Three Important Things
1. Challenges with Distributed Training
Training distributed models is challenging: current methods requires all nodes to be online and networked by high-bandwidth interconnects. Attempting to shard model weights, activations, and optimizer states in a way that can still keep the GPUs busy requires careful analysis and software engineering to get right. As the size of our clusters grow, the mean time to failure for any node is also decreasing, which can interrupt training.
The paper introduces Distributed Low-Communication (DiLoCo) training that tries to address these issues.

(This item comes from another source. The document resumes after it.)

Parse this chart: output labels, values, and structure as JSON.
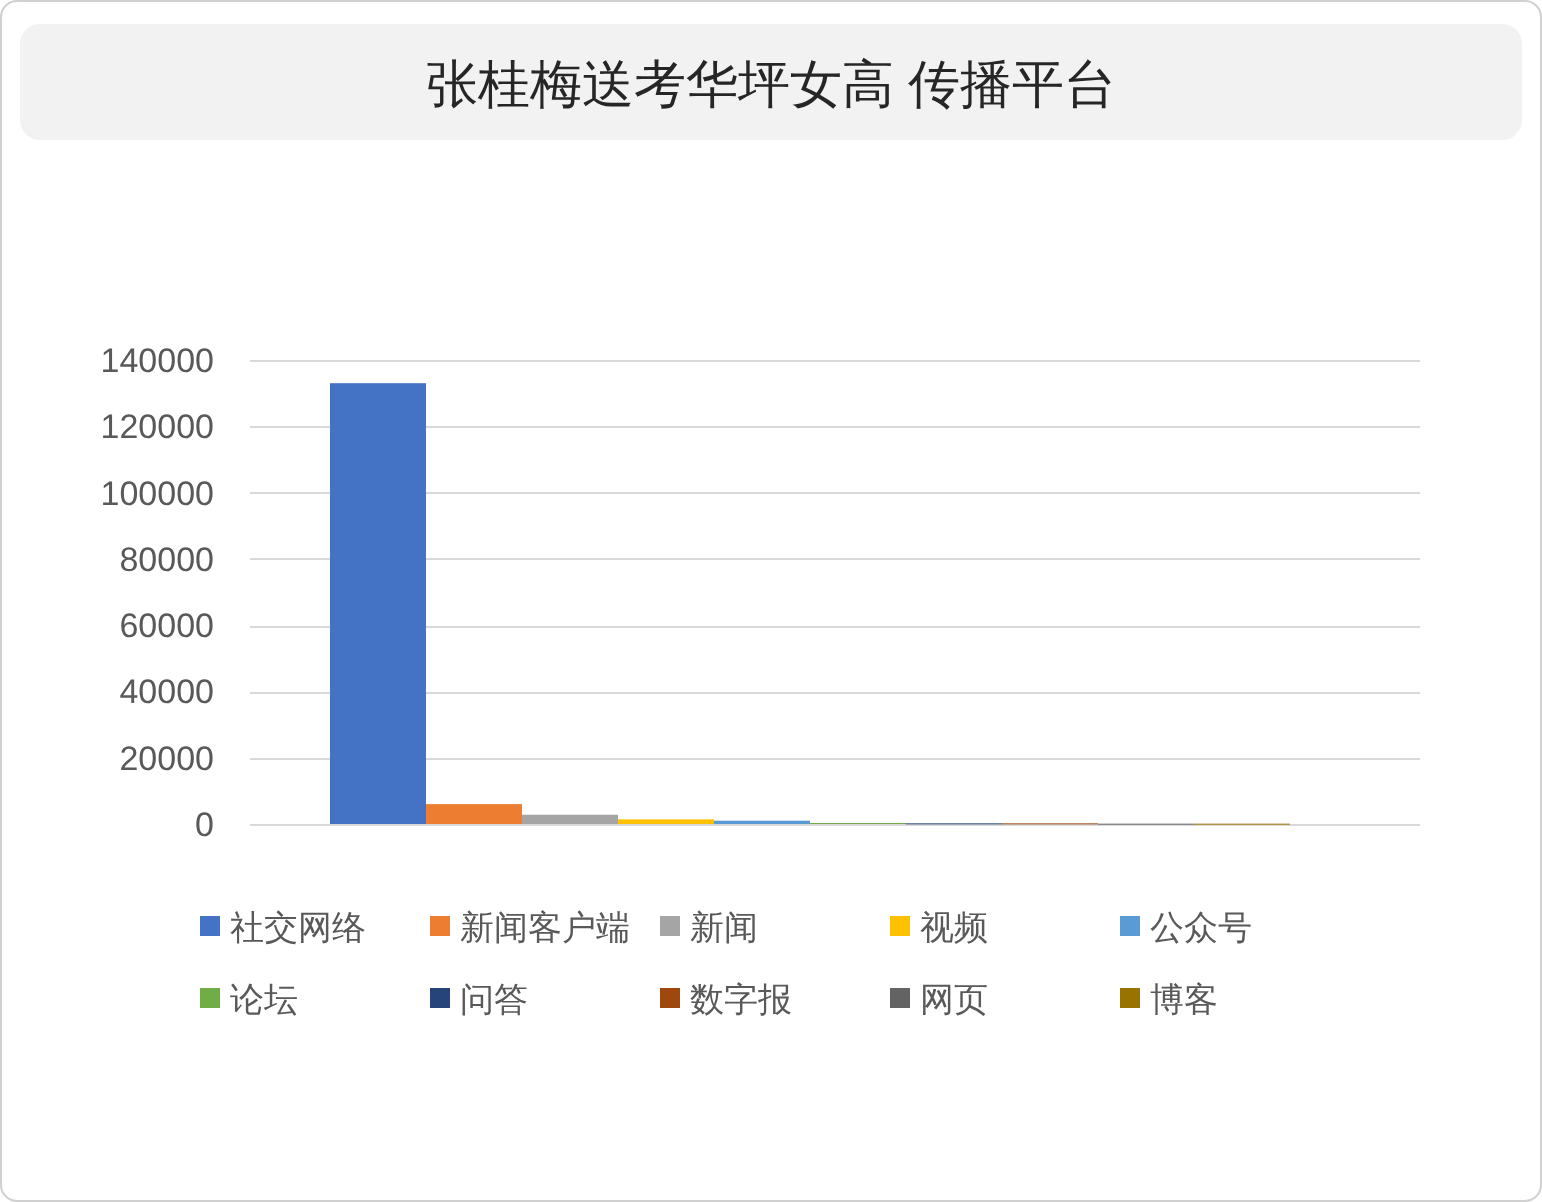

This is an algorithm that requires low communication, is resilient against device failures, and supports heterogeneous devices.
2. DiLoCo
The main idea behind DiLoCo is actually quite simple.
There’s 2 optimization stages going on, dubbed the inner and outer optimizers.
In the inner optimization, each worker takes a sample of data from its shard of data, and optimizes its parameters independently for \(H\) steps. Only after these \(H\) steps does it share its updated parameters with all other workers, hence helping to hide communication overhead. In the paper, they used AdamW for the inner optimizer.

The outer optimizer then takes the average of the changes of all the inner gradients, and uses this to update the overall parameters for the next step. They used Nesterov momentum for this as they found that it empirically gave the best convergence results.

3. Resiliency to Compute and Communication Changes
They did some interesting ablations to show that this technique is resistant to both compute and communication changes.
Compute Changes
They tried various settings of how the total number of nodes in the cluster change over time (i.e constant, increasing over time, decreasing, halving, etc). It’s interesting to note that for strategies that use the same final total compute (i.e doubling/halving, or ramping up/down) that their final perplexity scores were very similar.

In general, schedules that used more compute overall had lower final perplexity.
Communication Changes
On the network side of things, they tested how well training will proceed if each worker (out of 8 total) had a 10%, 30%, and 50% chance of failing to communicate their gradients. This will result in the isolated workers continuing to use their old gradients for the next step of inner optimization training. Surprisingly, even though the perplexity was spiky it still converged to nearly the synchronous case:

Most Glaring Deficiency
Perplexity is an ok metric to measure how training is improving over time, but may not necessarily correlate to downstream task performance.
Results would be stronger if there were downstream evals as well to ensure that there were no side effects to having such large inner optimization steps that cannot be glanced from just perplexity alone.
Conclusions for Future Work
Many traditional practices of model training (i.e we must update all weights after each backward pass!) are probably not strictly necessary for good convergence and generalization of training. Techniques like DiLoCo show that we can trade-off some of these for improvements in communication overhead and cluster resiliency with little impact on final model performance. This could pave way for more efficient and cheaper training of large models in the future.